The leaning tower of Big Ben: how serious is it?

Jan 23, 2012

Will we be forced to sell Parliament to the Russians before it sinks into the Thames? Er, probably not

THE PALACE of Westminster is sinking into the Thames mud, according to surveyors, and Big Ben is leaning so much that tourists are starting to notice. The problem is severe enough that when MPs meet today to discuss the matter, one of the options on the table will be to sell the building and move the seat of power to another location.

The Daily Telegraph reports that the Clock Tower, which houses the bell referred to as Big Ben, is leaning by 18 degrees to the vertical. When viewed from Parliament Square, tourists can see it leaning to the left.

Meanwhile, there are large cracks in the walls of the House of Commons and the Lords.

The Daily Mail reports that the site is worth £1bn - and it would cost £1bn to stabilise it. Building a replacement parliament elsewhere would cost £500m. An 'insider' told the paper: "The stark choice is to spend the money and look extravagant, or to abandon one of the most iconic buildings in the world and sell it to the Russians or Chinese."

A more likely solution will see MPs move out of the Commons - perhaps for two years - and sit perhaps in the Lords Chamber or even what the Mail breathlessly describes as a "secret emergency base that is ready for use in the event of a terrorist attack".

But will even that option be necessary?

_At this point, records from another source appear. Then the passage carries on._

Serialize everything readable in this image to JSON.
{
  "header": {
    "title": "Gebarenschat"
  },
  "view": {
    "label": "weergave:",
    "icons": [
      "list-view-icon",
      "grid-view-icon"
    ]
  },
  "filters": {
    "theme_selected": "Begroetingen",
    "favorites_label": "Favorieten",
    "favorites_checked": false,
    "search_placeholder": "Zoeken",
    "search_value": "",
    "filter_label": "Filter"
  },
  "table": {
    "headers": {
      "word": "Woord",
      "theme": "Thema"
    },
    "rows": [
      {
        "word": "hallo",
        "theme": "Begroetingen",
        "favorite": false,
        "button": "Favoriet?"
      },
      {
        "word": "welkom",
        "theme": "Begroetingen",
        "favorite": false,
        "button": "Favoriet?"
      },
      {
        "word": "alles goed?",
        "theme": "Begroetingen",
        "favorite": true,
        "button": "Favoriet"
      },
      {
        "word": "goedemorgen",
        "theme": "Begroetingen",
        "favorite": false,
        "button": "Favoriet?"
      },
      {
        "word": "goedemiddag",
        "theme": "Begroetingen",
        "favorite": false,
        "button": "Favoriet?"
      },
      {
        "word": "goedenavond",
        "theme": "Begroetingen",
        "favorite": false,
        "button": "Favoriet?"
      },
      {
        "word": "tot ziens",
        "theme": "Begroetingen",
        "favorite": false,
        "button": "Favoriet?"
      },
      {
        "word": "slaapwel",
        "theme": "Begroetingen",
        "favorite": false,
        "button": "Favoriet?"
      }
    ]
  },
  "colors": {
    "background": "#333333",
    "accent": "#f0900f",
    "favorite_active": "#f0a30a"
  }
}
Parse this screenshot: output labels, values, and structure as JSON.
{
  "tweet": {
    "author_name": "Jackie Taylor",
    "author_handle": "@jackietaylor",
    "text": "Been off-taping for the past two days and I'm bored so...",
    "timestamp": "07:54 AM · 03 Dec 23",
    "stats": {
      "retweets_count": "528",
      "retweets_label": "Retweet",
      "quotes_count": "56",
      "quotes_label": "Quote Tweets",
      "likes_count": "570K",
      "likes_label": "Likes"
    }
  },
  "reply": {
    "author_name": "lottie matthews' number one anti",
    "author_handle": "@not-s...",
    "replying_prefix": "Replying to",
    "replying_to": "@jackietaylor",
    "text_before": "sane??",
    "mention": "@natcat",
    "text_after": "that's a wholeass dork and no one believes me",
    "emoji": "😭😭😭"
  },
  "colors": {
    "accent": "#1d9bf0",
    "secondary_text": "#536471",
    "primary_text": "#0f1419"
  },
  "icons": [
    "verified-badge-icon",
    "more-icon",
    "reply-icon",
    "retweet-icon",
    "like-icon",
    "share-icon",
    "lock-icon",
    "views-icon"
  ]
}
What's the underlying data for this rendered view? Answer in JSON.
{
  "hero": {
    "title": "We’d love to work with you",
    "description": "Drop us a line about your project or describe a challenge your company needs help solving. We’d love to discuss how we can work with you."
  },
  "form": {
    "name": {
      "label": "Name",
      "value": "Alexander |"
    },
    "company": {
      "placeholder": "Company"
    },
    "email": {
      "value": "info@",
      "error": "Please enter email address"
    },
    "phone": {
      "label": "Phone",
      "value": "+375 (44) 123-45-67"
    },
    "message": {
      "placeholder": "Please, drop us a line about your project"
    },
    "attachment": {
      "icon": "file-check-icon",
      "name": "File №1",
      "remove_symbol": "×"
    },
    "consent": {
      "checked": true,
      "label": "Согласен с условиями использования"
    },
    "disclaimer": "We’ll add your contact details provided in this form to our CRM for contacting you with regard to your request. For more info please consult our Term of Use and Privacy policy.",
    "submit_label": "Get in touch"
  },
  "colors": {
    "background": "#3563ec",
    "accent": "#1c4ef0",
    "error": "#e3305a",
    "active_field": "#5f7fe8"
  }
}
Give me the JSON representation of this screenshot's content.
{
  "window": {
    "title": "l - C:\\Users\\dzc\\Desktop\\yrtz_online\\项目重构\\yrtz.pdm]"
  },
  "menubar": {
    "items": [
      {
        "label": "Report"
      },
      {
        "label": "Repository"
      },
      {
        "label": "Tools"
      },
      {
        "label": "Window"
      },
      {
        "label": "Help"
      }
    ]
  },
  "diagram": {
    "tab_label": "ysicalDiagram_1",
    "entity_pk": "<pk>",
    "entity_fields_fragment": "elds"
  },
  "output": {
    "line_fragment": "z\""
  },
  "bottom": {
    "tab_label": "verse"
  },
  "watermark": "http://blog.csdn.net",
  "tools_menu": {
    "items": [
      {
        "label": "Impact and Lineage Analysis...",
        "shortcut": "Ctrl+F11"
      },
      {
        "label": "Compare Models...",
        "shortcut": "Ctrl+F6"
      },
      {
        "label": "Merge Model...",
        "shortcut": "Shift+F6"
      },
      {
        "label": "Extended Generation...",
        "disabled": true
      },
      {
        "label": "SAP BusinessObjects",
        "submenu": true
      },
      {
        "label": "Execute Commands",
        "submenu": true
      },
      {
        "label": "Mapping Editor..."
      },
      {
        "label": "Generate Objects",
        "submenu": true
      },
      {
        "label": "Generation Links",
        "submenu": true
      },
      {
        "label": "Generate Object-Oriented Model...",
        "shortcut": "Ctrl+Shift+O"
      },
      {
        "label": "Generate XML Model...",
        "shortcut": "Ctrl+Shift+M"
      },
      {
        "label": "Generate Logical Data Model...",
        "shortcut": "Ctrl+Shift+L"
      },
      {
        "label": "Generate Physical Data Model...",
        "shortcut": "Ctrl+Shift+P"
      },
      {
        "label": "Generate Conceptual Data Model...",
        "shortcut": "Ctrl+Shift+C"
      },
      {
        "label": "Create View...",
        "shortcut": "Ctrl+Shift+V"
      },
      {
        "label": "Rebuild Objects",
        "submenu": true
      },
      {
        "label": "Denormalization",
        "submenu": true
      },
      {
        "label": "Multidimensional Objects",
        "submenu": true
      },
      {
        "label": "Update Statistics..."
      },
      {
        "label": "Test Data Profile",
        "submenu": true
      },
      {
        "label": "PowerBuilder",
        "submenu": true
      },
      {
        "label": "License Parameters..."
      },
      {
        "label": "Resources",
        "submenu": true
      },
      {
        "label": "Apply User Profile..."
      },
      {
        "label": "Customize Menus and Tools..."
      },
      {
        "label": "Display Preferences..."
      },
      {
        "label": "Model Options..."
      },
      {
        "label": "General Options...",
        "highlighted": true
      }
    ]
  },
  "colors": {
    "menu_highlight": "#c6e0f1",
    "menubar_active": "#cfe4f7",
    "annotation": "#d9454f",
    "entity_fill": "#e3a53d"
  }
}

John Burland, emeritus professor at Imperial College, who helped stabilise the leaning tower of Pisa - and built a five-storey car park under the Palace of Westminster - was in optimistic mood when he spoke to the BBC's Today programme this morning. He believes the tower containing Big Ben has probably been leaning since before it was even finished in 1858.

The professor said he was "not in the least" worried about Big Ben, adding:"There is no such thing as an old building that isn't cracked. In fact [cracks] are beneficial."

The cracks allow the building to move with changes in temperature, Prof Burland explained.